A chuva chove mansamente … como um sono

que tranquilize, pacifique, resserene…

A chuva chove mansamente… Que abandono!

A chuva é a musica de um poema de Verlaine…

 

E vem-me o sonho de uma véspera solene,

em certo paço, já sem data e já sem dono…

Véspera triste como a noite, que envenene

a alma, evocando coisas líricas de outono…

 

num velho paço, muito longe, em terra estranha,

com muita névoa pelos ombros da montanha…

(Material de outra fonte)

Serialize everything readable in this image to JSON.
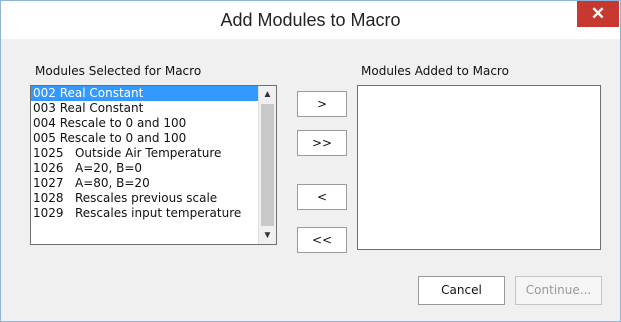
{
  "window": {
    "title": "Add Modules to Macro",
    "close_glyph": "✕"
  },
  "left_panel": {
    "label": "Modules Selected for Macro",
    "items": [
      {
        "text": "002 Real Constant",
        "selected": true
      },
      {
        "text": "003 Real Constant",
        "selected": false
      },
      {
        "text": "004 Rescale to 0 and 100",
        "selected": false
      },
      {
        "text": "005 Rescale to 0 and 100",
        "selected": false
      },
      {
        "text": "1025   Outside Air Temperature",
        "selected": false
      },
      {
        "text": "1026   A=20, B=0",
        "selected": false
      },
      {
        "text": "1027   A=80, B=20",
        "selected": false
      },
      {
        "text": "1028   Rescales previous scale",
        "selected": false
      },
      {
        "text": "1029   Rescales input temperature",
        "selected": false
      }
    ]
  },
  "right_panel": {
    "label": "Modules Added to Macro",
    "items": []
  },
  "transfer_buttons": {
    "add": ">",
    "add_all": ">>",
    "remove": "<",
    "remove_all": "<<"
  },
  "footer": {
    "cancel": "Cancel",
    "continue": "Continue..."
  },
  "colors": {
    "selection": "#3399ff",
    "close_button": "#c7392e"
  }
}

paço de imensos corredores espectrais,

 

onde murmurem velhos órgãos árias mortas,

enquanto o vento, estrepitando pelas portas,

revira in-fólios, cancioneiros e missais…

 

Soneto imbuído de atmosfera musical, é outra a musica que quero lembrar, e não

… o sonho de uma véspera solene/ … / Véspera triste como a noite, que envenene / a alma…/ …/ velho paço…/ … / onde murmurem velhos orgãos árias mortas, / enquanto o vento, estrepitando pelas portas, / revira in-fólios, cancioneiros e missais…

Ouçamos, pois, a atmosfera festiva de Vozes da Primavera para estrear uma nova forma de ouvir musica no blog.

Frühlingsstimmen op. 410 (Vozes da Primavera), valsa de Johann Strauss (1825 – 1899) tocada pela Orquestra Filarmónica de Viena no Concerto de Ano Novo de 1987.

Dirige a orquestra Herbert von Karajan e a parte solista é cantada por Katleen Battle, Soprano, que na altura surgiu esplendorosa, em vermelho, entre as flores que decoravam o palco.

https://s3-eu-west-1.amazonaws.com/viciodapoesiamedia/Karajan+(1987)+-+Johann+Strauss-+Fr%C3%BChlingsstimmen+op.+410.mp3

Para Solombra (1963), último livro publicado em vida da poetisa, fez Julio Pomar 4 ilustrações magníficas, a evidenciar o corta estético do pintor com o neo-realismo.